Official title: Information on labour standards – Pamphlet 11 Wage recovery, Part III of the Canada Labour Code (Labour standards).

This publication answers general questions related to the wage recovery system that is outlined in Part III of the Canada Labour Code (the Code). It applies to employees and employers in works, undertakings or businesses under federal jurisdiction as described in the Summary pamphlet in this series.

On this page

  1. The wage recovery system
  2. Handling cases of non-payment of wages
  3. Actions taken by an inspector
  4. Administrative fees
  5. Director’s liability
  6. Review and appeal of an inspector’s Notice of unfounded complaint and Notice of voluntary compliance
  7. Review and appeal of a Payment order
  8. Payment order as a court judgement
  9. Claims against a debtor

Alternate formats

1. The wage recovery system

The wage recovery system is a legislated tool for the collection of an employee’s unpaid wages or other amounts owing. The system also provides an administrative review process and an appeal mechanism to parties who disagree with an inspector’s findings.

2. Handling cases of non-payment of wages

The Labour Program assigns an inspector to investigate any complaints filed by an employee within six months from the last day the employer was required to pay the wages.

3. Actions taken by an inspector

An inspector investigates to determine whether a complaint is founded. If the monetary complaint is founded, the inspector attempts to have the employer voluntarily pay the wages or other amounts owing before issuing a Payment order. If the employer voluntarily complies, the inspector may issue a Notice of voluntary compliance. If the complaint is unfounded, the complainant (employee) will be notified of the inspector’s finding in writing. A Notice of unfounded complaint may subsequently be issued to the complainant.

4. Administrative fees

When a Payment order is issued to an employer, an administrative fee of $200 or 15% (whichever is greater) will be added to the wages or other amounts owed.

5. Director’s liability

When wage recovery from a corporation is impossible or unlikely, directors may be held liable for amounts due to an employee or employees during their incumbency. Corporate directors are jointly and individually liable for employees’ wages and other amounts owed, such as severance and notice pay, up to a limit equivalent to six months’ wages.

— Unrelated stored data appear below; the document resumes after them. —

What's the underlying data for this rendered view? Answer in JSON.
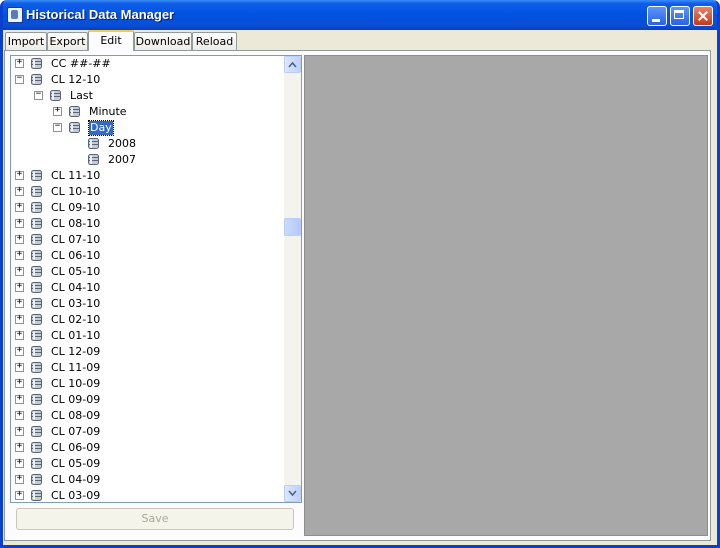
{
  "window": {
    "title": "Historical Data Manager"
  },
  "tabs": [
    {
      "label": "Import"
    },
    {
      "label": "Export"
    },
    {
      "label": "Edit"
    },
    {
      "label": "Download"
    },
    {
      "label": "Reload"
    }
  ],
  "active_tab": "Edit",
  "tree": [
    {
      "label": "CC ##-##",
      "level": 0,
      "expander": "+",
      "selected": false
    },
    {
      "label": "CL 12-10",
      "level": 0,
      "expander": "-",
      "selected": false
    },
    {
      "label": "Last",
      "level": 1,
      "expander": "-",
      "selected": false
    },
    {
      "label": "Minute",
      "level": 2,
      "expander": "+",
      "selected": false
    },
    {
      "label": "Day",
      "level": 2,
      "expander": "-",
      "selected": true
    },
    {
      "label": "2008",
      "level": 3,
      "expander": "",
      "selected": false
    },
    {
      "label": "2007",
      "level": 3,
      "expander": "",
      "selected": false
    },
    {
      "label": "CL 11-10",
      "level": 0,
      "expander": "+",
      "selected": false
    },
    {
      "label": "CL 10-10",
      "level": 0,
      "expander": "+",
      "selected": false
    },
    {
      "label": "CL 09-10",
      "level": 0,
      "expander": "+",
      "selected": false
    },
    {
      "label": "CL 08-10",
      "level": 0,
      "expander": "+",
      "selected": false
    },
    {
      "label": "CL 07-10",
      "level": 0,
      "expander": "+",
      "selected": false
    },
    {
      "label": "CL 06-10",
      "level": 0,
      "expander": "+",
      "selected": false
    },
    {
      "label": "CL 05-10",
      "level": 0,
      "expander": "+",
      "selected": false
    },
    {
      "label": "CL 04-10",
      "level": 0,
      "expander": "+",
      "selected": false
    },
    {
      "label": "CL 03-10",
      "level": 0,
      "expander": "+",
      "selected": false
    },
    {
      "label": "CL 02-10",
      "level": 0,
      "expander": "+",
      "selected": false
    },
    {
      "label": "CL 01-10",
      "level": 0,
      "expander": "+",
      "selected": false
    },
    {
      "label": "CL 12-09",
      "level": 0,
      "expander": "+",
      "selected": false
    },
    {
      "label": "CL 11-09",
      "level": 0,
      "expander": "+",
      "selected": false
    },
    {
      "label": "CL 10-09",
      "level": 0,
      "expander": "+",
      "selected": false
    },
    {
      "label": "CL 09-09",
      "level": 0,
      "expander": "+",
      "selected": false
    },
    {
      "label": "CL 08-09",
      "level": 0,
      "expander": "+",
      "selected": false
    },
    {
      "label": "CL 07-09",
      "level": 0,
      "expander": "+",
      "selected": false
    },
    {
      "label": "CL 06-09",
      "level": 0,
      "expander": "+",
      "selected": false
    },
    {
      "label": "CL 05-09",
      "level": 0,
      "expander": "+",
      "selected": false
    },
    {
      "label": "CL 04-09",
      "level": 0,
      "expander": "+",
      "selected": false
    },
    {
      "label": "CL 03-09",
      "level": 0,
      "expander": "+",
      "selected": false
    }
  ],
  "save_button": {
    "label": "Save",
    "enabled": false
  },
  "icons": {
    "node": "database-icon",
    "expand": "plus-box-icon",
    "collapse": "minus-box-icon"
  },
  "colors": {
    "selection": "#316ac5",
    "titlebar": "#0052e0",
    "preview_panel": "#a8a8a8"
  }
}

6. Review and appeal of an inspector’s Notice of unfounded complaint and Notice of voluntary compliance

A Notice of unfounded complaint or Notice of voluntary compliance may be reviewed. To do this, an employee must make their request to the Minister of Labour, with written reasons and within 15 days after the notice was served. Upon completion of the review, the Notice of unfounded complaint or Notice of voluntary compliance could be confirmed, amended or overturned.

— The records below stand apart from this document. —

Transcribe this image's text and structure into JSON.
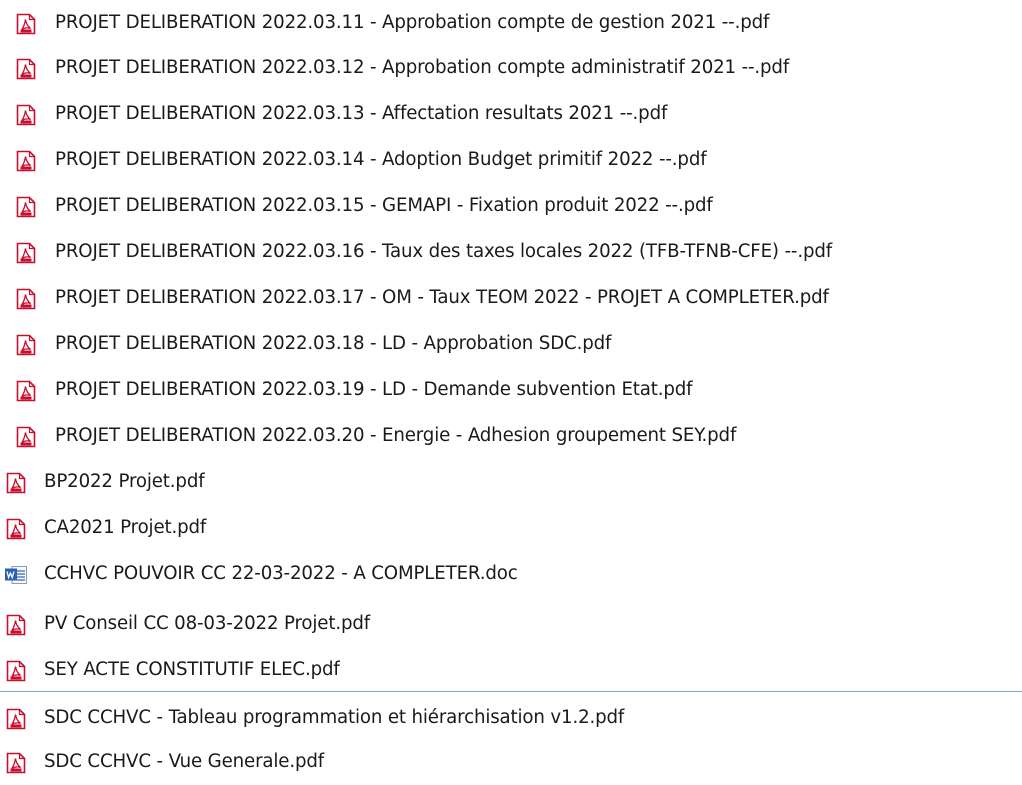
{
  "accent_color": "#7ea6d8",
  "files": [
    {
      "name": "PROJET DELIBERATION 2022.03.11 - Approbation compte de gestion 2021 --.pdf",
      "icon": "pdf-icon",
      "type": "pdf"
    },
    {
      "name": "PROJET DELIBERATION 2022.03.12 - Approbation compte administratif 2021 --.pdf",
      "icon": "pdf-icon",
      "type": "pdf"
    },
    {
      "name": "PROJET DELIBERATION 2022.03.13 - Affectation resultats 2021 --.pdf",
      "icon": "pdf-icon",
      "type": "pdf"
    },
    {
      "name": "PROJET DELIBERATION 2022.03.14 - Adoption Budget primitif 2022 --.pdf",
      "icon": "pdf-icon",
      "type": "pdf"
    },
    {
      "name": "PROJET DELIBERATION 2022.03.15 - GEMAPI - Fixation produit 2022 --.pdf",
      "icon": "pdf-icon",
      "type": "pdf"
    },
    {
      "name": "PROJET DELIBERATION 2022.03.16 - Taux des taxes locales 2022 (TFB-TFNB-CFE) --.pdf",
      "icon": "pdf-icon",
      "type": "pdf"
    },
    {
      "name": "PROJET DELIBERATION 2022.03.17 - OM - Taux TEOM 2022 - PROJET A COMPLETER.pdf",
      "icon": "pdf-icon",
      "type": "pdf"
    },
    {
      "name": "PROJET DELIBERATION 2022.03.18 - LD - Approbation SDC.pdf",
      "icon": "pdf-icon",
      "type": "pdf"
    },
    {
      "name": "PROJET DELIBERATION 2022.03.19 - LD - Demande subvention Etat.pdf",
      "icon": "pdf-icon",
      "type": "pdf"
    },
    {
      "name": "PROJET DELIBERATION 2022.03.20 - Energie - Adhesion groupement SEY.pdf",
      "icon": "pdf-icon",
      "type": "pdf"
    },
    {
      "name": "BP2022 Projet.pdf",
      "icon": "pdf-icon",
      "type": "pdf"
    },
    {
      "name": "CA2021 Projet.pdf",
      "icon": "pdf-icon",
      "type": "pdf"
    },
    {
      "name": "CCHVC POUVOIR CC 22-03-2022 - A COMPLETER.doc",
      "icon": "word-doc-icon",
      "type": "doc"
    },
    {
      "name": "PV Conseil CC 08-03-2022 Projet.pdf",
      "icon": "pdf-icon",
      "type": "pdf"
    },
    {
      "name": "SEY ACTE CONSTITUTIF ELEC.pdf",
      "icon": "pdf-icon",
      "type": "pdf"
    },
    {
      "name": "SDC CCHVC - Tableau programmation et hiérarchisation v1.2.pdf",
      "icon": "pdf-icon",
      "type": "pdf"
    },
    {
      "name": "SDC CCHVC - Vue Generale.pdf",
      "icon": "pdf-icon",
      "type": "pdf"
    }
  ]
}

The review decision could be further appealed to a referee, but only on a question of law or jurisdiction. Some cases may be referred directly to a referee to be heard.

7. Review and appeal of a Payment order

A Payment order may be reviewed. To do this, an employee, an employer or a director of a corporation must make their request to the Minister of Labour, with written reasons and within 15 days after the Payment order was served. An employer or director must also provide a payment for the amount indicated in the Payment order, or a Letter of credit in lieu of payment, plus applicable administrative fees. Upon completion of the review, the Payment order could be confirmed, varied or overturned.

The review decision could be further appealed to a referee, but only on a question of law or jurisdiction. Some cases may be referred directly to a referee to be heard.

8. Payment order as a court judgement

A Payment order issued by an inspector or a reviewer that remains unpaid may be registered in the Federal Court of Canada system if a party to the Payment order makes such a request to the Minister. Following court proceedings, the Payment order could be upheld as a court judgment.

Once a Payment order has been filed in the Federal Court, the statutory authority of the Labour Program ends. This means that the Labour Program no longer has the authority to enforce the Payment order.

For more information, visit the Federal Court website.

The above is provided for information purposes only. For interpretation and application purposes, refer to Part III of the Canada Labour Code (Labour Standards), the Canada Labour Standards Regulations, and relevant amendments.

9. Claims against a debtor

A claim against a debtor of an employer or director, up to the amount stated in the Payment order, maybe issued by a Labour Program inspector. The debtor would be required to pay the amount to the Minister within 15 days.

The above is provided for information purposes only. For interpretation and application purposes, refer to Part III of the Canada Labour Code (Labour Standards), the Canada Labour Standards Regulations, and relevant amendments.